Bacterial meningitis, Meningitis

Bacterial meningitis is a special type of meningitis. It is special, not because it is the most common type, but because it is the most fatal. For this reason, scientists work day and night to improve the effectivity of vaccines that protect against this type of meningitis as well as the treatments and preventative measures against the dangerous outcome of this disease, which can rapidly reach death.

As the name suggests, bacterial meningitis is the inflammation of the meninges that surround the brain, caused by some kind of bacteria. There are many types of bacteria that can cause meningitis, but the most common types are strains of streptococcus pneumonia, Neisseria meningitis, and Haemophilus influenza among other less common types. Scientists classify bacterial meningitis in various ways, and one of them is according to the age group of patients. We can categorize the population according the age group into newborn, infant and children, adults, and older adults.

Bacterial meningitis causes

Bacterial meningitis causes, E. coli bacteria

Each of these categories can get infected by any of the aforementioned bacteria, but each category is most commonly affected by a certain type that is most likely behind bacterial meningitis. Group B streptococcus and streptococcus pneumonia are the most common cause of bacterial meningitis in newborns. Newborns can also get bacterial meningitis by E. coli bacteria, which is special to this age group. Babies and children commonly get bacterial meningitis from streptococcus pneumonia, Neisseria meningitis and Haemophilus influenza type b. Haemophilus influenza type b is not famous for infecting the age group of young adults, though. Bacterial meningitis is fatal, but fortunately it is not a common disease to get if you have a general good health. However, your chance of getting bacterial meningitis increase if you have certain risk factors.

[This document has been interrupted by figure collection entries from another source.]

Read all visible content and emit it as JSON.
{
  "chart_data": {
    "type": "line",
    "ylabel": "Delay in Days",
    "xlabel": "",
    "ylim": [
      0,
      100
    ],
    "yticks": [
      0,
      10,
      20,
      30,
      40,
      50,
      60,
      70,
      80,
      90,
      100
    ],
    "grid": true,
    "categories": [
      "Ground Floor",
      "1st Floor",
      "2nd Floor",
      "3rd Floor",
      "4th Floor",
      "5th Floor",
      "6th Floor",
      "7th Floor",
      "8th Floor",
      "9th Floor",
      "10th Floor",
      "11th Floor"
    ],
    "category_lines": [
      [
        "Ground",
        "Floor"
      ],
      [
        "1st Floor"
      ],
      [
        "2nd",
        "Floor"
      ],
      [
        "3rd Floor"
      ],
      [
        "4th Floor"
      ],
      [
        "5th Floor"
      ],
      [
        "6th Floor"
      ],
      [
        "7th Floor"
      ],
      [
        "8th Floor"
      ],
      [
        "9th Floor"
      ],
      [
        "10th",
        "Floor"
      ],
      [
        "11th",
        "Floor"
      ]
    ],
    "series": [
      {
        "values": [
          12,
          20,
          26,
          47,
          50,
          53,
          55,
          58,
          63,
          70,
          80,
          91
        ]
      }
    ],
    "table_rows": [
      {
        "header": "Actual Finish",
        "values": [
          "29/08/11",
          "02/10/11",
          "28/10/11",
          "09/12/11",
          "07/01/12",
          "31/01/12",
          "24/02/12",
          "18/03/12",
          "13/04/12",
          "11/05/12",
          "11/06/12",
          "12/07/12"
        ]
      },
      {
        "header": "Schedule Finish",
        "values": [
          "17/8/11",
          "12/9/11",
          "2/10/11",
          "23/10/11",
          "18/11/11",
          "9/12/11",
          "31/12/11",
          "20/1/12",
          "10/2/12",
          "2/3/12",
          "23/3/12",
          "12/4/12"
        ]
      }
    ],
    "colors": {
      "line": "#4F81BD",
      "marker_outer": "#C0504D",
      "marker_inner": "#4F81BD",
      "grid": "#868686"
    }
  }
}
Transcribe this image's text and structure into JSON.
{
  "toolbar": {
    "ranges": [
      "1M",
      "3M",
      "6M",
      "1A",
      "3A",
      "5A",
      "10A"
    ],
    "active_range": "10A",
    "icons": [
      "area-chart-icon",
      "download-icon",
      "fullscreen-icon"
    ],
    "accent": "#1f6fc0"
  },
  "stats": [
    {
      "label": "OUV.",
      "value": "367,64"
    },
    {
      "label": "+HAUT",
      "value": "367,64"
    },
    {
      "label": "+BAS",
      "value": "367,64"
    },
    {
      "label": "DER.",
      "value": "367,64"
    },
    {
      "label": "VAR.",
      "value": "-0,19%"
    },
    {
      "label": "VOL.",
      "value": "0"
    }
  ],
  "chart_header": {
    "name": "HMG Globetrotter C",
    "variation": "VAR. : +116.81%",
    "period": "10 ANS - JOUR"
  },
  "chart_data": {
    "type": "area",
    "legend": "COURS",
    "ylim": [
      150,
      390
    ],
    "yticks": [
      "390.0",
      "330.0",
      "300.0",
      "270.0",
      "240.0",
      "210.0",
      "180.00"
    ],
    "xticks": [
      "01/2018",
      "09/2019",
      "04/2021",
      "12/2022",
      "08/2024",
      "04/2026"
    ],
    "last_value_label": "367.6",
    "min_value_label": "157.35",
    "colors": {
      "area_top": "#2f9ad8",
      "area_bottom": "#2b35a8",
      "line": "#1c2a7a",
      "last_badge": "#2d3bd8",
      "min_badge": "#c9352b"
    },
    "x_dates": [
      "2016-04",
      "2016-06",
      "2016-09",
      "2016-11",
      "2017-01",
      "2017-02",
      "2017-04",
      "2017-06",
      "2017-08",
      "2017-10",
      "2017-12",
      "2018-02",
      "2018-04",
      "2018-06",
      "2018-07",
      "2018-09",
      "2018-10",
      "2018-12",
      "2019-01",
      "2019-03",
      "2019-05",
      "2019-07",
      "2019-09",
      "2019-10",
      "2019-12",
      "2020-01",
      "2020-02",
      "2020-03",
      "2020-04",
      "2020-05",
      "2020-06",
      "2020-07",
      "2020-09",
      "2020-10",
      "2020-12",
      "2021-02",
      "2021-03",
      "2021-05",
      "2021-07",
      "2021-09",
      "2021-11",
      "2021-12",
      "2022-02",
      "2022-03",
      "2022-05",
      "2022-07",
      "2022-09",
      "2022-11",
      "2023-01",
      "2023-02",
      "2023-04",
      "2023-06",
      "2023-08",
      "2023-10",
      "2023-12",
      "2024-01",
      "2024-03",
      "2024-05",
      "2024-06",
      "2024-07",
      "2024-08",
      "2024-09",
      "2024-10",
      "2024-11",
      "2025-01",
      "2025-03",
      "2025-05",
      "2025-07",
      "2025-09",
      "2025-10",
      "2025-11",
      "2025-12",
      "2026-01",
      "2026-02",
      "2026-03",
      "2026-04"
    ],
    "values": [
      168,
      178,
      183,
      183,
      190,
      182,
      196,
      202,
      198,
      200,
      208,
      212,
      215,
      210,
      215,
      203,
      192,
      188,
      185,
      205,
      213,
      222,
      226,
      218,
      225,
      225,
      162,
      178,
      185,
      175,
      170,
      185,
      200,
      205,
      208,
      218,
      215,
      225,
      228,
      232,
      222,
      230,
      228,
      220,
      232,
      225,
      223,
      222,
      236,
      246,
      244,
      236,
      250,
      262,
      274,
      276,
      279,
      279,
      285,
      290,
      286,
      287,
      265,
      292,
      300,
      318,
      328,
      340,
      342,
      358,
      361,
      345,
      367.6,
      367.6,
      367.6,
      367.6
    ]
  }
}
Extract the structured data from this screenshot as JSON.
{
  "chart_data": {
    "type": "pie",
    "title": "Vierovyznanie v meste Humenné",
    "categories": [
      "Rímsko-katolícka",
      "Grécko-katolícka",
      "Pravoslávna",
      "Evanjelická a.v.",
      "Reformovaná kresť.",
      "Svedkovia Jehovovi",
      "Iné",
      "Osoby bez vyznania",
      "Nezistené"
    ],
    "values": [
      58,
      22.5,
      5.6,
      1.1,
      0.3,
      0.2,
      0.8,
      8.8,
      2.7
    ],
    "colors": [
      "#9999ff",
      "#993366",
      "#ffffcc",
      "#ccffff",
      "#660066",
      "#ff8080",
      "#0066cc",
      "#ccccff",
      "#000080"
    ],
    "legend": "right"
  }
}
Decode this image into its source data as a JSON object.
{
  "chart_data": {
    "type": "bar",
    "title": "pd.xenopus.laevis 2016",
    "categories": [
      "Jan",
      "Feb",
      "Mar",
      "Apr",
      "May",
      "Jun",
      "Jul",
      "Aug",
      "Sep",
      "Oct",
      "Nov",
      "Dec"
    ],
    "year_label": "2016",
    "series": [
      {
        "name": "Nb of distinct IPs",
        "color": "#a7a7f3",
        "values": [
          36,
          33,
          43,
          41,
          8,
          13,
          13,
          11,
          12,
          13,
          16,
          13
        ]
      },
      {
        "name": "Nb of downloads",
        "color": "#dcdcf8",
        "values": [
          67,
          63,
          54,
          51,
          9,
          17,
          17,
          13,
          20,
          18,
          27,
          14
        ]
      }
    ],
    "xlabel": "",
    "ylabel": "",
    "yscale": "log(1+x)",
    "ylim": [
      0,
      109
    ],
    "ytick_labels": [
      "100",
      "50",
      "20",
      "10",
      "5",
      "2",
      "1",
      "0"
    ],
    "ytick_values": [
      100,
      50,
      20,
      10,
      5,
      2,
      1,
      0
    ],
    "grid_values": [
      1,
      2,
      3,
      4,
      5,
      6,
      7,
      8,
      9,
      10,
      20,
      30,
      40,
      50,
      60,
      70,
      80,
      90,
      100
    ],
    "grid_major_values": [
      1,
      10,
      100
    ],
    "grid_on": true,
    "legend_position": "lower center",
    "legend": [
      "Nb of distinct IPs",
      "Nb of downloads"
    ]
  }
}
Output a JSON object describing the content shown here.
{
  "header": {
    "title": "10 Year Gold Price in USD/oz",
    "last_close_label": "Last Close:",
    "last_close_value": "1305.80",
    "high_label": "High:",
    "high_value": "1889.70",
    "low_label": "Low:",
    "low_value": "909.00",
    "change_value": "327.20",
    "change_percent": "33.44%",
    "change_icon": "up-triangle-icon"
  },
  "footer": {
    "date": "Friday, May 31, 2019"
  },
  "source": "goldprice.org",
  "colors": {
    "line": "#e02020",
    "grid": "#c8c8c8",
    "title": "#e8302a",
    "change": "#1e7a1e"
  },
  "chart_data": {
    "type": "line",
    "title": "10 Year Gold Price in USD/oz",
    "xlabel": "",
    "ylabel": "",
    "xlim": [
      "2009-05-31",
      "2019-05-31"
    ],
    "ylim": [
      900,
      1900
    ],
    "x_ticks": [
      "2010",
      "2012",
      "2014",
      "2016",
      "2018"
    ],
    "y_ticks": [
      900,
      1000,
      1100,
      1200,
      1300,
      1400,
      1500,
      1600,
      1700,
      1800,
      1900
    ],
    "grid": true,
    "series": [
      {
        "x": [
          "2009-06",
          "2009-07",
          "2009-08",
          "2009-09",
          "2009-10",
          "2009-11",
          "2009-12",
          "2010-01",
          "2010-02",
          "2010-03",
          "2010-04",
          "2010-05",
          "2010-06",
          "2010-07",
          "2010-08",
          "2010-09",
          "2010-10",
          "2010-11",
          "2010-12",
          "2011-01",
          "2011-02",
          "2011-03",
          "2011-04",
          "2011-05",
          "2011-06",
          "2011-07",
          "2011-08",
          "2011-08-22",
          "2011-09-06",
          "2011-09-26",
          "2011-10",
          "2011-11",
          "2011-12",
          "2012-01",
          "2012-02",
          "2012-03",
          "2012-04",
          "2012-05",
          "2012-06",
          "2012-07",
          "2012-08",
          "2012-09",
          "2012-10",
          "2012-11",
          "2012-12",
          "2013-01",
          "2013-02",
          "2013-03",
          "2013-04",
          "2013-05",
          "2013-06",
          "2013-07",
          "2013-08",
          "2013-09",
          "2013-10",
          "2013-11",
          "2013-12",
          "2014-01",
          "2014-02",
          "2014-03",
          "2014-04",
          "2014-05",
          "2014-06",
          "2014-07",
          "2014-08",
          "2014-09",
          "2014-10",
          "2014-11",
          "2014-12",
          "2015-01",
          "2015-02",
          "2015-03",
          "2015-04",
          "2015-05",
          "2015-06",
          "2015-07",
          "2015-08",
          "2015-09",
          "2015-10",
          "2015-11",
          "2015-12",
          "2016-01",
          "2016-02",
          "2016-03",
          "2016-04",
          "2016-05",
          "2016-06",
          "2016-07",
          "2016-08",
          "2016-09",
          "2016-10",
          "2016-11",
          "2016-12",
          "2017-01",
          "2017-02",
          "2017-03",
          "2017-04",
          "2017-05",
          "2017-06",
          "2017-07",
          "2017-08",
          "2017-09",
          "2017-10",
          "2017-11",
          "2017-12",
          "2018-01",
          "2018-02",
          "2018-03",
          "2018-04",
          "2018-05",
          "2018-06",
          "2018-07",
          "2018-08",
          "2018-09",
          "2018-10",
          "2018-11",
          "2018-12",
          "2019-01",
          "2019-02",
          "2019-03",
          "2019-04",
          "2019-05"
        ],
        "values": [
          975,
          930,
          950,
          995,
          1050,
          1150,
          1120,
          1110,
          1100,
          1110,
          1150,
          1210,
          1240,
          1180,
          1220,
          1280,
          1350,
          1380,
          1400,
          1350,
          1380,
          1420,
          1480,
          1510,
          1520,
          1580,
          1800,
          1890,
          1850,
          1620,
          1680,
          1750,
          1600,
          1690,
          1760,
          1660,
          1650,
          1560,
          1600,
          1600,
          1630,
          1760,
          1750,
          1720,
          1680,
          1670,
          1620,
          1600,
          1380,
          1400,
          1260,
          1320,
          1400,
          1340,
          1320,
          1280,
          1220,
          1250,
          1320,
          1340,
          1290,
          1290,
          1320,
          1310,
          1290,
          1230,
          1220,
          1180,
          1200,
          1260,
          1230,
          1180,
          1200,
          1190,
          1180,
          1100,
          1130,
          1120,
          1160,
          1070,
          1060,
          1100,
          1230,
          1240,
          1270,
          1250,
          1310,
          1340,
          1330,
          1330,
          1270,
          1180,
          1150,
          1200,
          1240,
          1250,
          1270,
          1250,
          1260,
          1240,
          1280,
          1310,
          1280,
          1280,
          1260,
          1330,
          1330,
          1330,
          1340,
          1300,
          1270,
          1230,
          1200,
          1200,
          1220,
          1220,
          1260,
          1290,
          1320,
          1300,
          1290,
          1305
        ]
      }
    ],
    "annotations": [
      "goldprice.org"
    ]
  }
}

Being an infant or newborn is one of the risk factors because babies have under developed immune system which can’t still fight and stop infection good enough. This is why governments around the world and the World Health Organization pay a lot of attention to this age group, and scientists work on vaccines to protect them from getting this infection. Bacteria that cause bacterial meningitis mostly can spread from one person to another, which makes it contagious. This is why another risk factor is being in close contact with someone who have bacterial meningitis caused by bacteria that can spread easily from one person to another. This is why sometimes bacterial meningitis can cause epidemics, especially in crowd places. A fatal disease capable of create an epidemic deserves top attention in every health sector of every country.